Brick was the most common material for building roundals in the 19th C, even though a Brick Tax remained in place until the middle of the century. Bricks are laid with either the long sides – stretchers – or the ends -headers- visible, making up a pattern (“bond”) which may vary from one line of bricks (“course”) to the next. Brick laying was not standardised and it does not appear that any one pattern was favoured for a rounded structure. The Flemish Bond ( 2-3 stretchers to every one header) was the most common. English Garden Wall Bond (all headers in one row followed by all stretchers in the next row) was also used. Hand made brick were eventually superceded by machine manufactured bricks. Infrequently the roofs of round kilns were built of brick, and then sometimes covered with tar.

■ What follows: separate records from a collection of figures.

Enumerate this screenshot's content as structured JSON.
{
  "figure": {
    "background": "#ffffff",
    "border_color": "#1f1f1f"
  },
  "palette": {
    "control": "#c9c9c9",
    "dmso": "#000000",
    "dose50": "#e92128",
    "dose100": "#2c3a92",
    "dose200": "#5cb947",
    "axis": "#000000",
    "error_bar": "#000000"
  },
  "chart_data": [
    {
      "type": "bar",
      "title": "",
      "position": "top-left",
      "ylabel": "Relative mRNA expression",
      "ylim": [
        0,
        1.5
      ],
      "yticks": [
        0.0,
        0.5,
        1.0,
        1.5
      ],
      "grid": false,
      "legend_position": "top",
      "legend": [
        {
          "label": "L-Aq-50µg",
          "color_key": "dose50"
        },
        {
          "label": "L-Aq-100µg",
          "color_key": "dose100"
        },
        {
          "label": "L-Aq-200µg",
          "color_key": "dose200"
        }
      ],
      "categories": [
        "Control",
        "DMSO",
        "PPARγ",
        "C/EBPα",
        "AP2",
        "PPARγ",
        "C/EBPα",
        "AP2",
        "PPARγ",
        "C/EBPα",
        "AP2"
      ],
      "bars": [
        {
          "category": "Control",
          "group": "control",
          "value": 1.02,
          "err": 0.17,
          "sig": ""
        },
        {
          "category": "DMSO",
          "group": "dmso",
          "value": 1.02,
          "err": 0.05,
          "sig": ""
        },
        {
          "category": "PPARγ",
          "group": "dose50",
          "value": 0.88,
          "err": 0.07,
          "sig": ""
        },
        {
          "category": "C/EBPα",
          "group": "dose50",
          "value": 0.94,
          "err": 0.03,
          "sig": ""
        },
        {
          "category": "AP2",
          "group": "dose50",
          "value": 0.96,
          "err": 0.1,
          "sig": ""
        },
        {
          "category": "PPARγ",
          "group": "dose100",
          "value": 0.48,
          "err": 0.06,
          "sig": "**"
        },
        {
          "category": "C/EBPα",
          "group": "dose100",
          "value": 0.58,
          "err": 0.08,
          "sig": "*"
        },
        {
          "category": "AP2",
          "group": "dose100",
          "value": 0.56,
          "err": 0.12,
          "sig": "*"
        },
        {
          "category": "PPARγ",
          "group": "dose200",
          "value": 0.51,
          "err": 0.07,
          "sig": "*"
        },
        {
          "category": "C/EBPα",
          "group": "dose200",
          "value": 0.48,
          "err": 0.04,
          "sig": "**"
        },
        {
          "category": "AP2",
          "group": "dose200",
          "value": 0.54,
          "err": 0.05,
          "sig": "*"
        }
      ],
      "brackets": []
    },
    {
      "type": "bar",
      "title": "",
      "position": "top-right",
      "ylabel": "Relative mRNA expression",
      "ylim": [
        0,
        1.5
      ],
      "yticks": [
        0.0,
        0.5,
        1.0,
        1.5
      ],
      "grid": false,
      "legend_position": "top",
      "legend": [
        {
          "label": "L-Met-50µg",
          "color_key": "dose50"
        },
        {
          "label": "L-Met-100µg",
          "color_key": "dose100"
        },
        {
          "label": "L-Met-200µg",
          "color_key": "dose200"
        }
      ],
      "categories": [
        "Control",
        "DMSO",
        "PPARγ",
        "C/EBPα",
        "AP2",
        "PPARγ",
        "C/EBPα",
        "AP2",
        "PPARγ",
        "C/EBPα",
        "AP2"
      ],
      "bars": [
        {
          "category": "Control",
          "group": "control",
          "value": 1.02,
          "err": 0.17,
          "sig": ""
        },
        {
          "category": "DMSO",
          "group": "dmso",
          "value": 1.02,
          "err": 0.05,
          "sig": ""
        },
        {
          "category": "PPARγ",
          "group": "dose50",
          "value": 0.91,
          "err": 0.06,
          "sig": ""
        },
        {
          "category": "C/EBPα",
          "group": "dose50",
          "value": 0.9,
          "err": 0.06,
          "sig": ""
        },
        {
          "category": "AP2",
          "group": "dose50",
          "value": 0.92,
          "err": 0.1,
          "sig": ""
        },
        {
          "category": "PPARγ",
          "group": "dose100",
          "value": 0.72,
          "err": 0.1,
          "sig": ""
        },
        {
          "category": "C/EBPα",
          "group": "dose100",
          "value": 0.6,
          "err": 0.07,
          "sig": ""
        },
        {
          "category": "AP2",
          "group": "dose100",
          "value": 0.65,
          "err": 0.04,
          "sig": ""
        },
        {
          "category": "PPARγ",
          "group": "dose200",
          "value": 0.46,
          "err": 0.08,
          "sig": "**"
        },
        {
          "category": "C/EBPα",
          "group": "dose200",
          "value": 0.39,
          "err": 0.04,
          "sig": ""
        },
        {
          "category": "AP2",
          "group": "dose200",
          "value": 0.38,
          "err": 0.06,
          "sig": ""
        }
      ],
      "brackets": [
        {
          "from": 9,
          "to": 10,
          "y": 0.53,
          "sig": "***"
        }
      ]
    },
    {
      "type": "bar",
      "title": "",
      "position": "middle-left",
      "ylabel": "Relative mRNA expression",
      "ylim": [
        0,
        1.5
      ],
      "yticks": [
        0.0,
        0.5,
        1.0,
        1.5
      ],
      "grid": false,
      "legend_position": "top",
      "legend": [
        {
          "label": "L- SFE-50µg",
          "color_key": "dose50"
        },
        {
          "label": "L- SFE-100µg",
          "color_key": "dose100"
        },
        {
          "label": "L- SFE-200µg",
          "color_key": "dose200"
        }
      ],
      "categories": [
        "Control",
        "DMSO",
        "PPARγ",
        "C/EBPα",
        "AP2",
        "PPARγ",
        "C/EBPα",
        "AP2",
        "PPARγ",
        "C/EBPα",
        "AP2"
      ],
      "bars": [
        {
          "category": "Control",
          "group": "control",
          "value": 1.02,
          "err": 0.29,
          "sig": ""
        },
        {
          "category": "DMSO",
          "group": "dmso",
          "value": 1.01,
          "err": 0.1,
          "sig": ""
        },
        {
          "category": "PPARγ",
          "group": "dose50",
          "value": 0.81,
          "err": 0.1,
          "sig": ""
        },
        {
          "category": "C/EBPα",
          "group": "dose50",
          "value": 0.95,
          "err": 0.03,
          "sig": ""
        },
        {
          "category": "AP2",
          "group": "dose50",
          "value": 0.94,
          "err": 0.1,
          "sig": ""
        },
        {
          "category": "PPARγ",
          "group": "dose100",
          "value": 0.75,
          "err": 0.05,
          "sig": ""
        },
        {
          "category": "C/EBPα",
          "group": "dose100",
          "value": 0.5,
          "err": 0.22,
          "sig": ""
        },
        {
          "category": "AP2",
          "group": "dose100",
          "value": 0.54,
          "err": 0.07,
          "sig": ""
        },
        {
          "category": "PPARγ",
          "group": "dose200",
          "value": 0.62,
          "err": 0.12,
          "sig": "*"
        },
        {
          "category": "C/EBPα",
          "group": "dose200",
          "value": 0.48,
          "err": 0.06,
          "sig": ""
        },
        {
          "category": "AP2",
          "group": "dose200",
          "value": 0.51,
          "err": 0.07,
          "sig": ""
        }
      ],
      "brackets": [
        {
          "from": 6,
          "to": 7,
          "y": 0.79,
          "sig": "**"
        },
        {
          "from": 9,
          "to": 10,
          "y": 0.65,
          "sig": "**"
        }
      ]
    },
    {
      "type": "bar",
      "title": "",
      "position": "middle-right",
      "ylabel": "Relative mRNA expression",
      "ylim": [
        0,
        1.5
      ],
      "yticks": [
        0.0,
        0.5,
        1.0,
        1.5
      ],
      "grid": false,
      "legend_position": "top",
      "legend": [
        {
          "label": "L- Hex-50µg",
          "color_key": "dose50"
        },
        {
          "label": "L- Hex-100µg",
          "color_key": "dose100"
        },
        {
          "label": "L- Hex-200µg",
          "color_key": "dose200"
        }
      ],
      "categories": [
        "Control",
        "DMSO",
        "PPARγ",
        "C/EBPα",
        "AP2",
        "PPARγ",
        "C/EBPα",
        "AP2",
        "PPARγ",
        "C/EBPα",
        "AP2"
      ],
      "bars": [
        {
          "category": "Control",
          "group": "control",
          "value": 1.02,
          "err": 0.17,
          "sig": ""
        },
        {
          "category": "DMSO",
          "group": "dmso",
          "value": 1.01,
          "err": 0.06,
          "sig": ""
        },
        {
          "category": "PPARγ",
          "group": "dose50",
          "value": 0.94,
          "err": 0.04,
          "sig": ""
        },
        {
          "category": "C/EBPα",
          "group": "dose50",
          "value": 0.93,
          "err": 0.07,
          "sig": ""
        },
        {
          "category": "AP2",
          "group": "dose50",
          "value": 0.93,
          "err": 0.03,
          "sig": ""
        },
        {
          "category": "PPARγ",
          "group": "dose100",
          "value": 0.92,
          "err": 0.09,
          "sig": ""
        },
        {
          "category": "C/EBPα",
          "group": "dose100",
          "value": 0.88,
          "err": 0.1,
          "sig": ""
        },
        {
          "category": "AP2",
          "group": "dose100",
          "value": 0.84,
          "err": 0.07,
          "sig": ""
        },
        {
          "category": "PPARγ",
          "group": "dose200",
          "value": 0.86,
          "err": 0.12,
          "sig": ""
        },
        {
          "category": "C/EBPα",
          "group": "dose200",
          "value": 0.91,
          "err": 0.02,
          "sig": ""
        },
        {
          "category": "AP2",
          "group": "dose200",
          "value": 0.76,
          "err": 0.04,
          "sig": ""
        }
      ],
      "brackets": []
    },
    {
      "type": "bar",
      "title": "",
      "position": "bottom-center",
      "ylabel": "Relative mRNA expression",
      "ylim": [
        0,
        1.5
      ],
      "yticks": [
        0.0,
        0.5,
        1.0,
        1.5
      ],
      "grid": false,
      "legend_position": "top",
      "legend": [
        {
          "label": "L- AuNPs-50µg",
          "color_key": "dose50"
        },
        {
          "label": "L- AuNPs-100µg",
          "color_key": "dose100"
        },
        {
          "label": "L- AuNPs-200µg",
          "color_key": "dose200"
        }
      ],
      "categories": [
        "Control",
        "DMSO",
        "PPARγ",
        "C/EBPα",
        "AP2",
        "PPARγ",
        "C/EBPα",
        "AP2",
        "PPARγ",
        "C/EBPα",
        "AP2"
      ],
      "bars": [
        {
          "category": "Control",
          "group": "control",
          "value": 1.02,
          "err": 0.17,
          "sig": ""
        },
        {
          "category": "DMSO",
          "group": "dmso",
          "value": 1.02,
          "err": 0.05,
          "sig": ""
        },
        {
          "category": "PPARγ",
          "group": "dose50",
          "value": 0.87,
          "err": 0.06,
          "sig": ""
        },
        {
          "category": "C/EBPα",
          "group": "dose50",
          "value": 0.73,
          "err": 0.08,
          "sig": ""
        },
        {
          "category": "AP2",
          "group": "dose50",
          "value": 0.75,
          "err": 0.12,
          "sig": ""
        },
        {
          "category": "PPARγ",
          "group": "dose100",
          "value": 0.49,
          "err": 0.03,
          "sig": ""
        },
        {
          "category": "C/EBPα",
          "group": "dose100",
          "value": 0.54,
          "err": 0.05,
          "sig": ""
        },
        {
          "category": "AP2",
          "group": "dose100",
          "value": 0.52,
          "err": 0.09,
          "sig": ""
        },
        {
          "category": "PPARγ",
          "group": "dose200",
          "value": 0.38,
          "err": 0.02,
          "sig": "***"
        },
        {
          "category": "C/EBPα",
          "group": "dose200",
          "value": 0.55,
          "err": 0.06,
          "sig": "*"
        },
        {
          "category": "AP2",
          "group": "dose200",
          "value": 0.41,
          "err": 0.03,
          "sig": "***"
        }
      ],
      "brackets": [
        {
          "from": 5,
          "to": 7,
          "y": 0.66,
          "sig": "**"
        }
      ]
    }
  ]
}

Various types of hard sandstone/greensaand rock, notably Ironstone and Ragstone, were used in Kent, Sussex and Hampshire and the West Midlands, bringing ochres, yellow and dark red colouring to hop kilns and oasts. Alternatively stone was used simply to create the edges for doors and windows (jambs) and corners of walls (quions), giving an attractive decorative effect. In the Weald of Kent and Sussex weatherboarding on the stowage was common, often giving the oast a deceptively old air.